Other distinguishing factors of end mills include their tip shape, whether they have center cutting capabilities, and the direction of their helix (downcut end mills have flutes that rotate counterclockwise down the shaft and eject chips to the bottom of the workpiece, leaving a smooth upper surface, while upcut end mills have a clockwise flute rotation and eject chips upward). 


The Future of the End Mill


Milling cutters have been around as long as milling machines themselves, with the geometry of end mills being developed and refined through the mid- to late 1800s and the helical flute end mill being invented in 1918. Patents on end mill designs have continued into the 21st century as more innovations in their structures have been advanced.

 

While end mills aren’t likely to disappear as a machining tool any time soon, the traditional end mill composed of a solid piece of metal is beginning to be replaced by ones with inserts—removable cutting edges—that can save time and expense in the long run for machinists, despite higher initial costs.

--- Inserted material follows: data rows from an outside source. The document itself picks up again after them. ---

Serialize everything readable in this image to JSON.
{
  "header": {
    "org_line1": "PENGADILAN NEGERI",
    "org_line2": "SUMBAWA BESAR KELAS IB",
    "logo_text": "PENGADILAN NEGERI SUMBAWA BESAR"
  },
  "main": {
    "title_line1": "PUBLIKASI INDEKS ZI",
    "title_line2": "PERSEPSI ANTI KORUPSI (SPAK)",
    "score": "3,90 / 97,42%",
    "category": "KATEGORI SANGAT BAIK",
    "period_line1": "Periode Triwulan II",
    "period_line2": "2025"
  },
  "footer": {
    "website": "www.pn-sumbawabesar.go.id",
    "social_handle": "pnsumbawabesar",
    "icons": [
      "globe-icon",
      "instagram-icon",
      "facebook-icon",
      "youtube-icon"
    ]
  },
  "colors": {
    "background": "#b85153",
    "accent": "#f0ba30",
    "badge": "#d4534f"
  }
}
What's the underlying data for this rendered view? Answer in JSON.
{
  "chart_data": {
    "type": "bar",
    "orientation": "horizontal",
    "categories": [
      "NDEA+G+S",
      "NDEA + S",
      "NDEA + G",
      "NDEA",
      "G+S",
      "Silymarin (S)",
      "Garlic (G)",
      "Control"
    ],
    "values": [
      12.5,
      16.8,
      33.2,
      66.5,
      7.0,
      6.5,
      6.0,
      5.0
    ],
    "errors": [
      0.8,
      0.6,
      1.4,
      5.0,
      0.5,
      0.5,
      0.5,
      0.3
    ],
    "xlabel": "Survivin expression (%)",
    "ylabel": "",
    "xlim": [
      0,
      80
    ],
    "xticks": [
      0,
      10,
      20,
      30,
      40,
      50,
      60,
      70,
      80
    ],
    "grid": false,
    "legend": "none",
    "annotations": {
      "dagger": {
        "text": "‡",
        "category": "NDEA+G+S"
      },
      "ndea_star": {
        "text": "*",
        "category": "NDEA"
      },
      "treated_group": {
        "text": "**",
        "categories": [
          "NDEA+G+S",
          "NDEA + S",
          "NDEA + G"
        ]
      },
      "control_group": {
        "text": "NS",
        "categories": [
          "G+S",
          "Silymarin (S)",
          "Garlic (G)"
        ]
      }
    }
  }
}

The end mill market has continued to grow throughout the early 21st century and is projected to do so into the next decades. Carbide continues to have a competitive price point, ensuring the growth in popularity among machinists of carbide, carbide-tipped, and cemented carbide end mills, along with carbide inserts. The future of end mill cutting is as bright as a shiny new end mill fresh out of its package.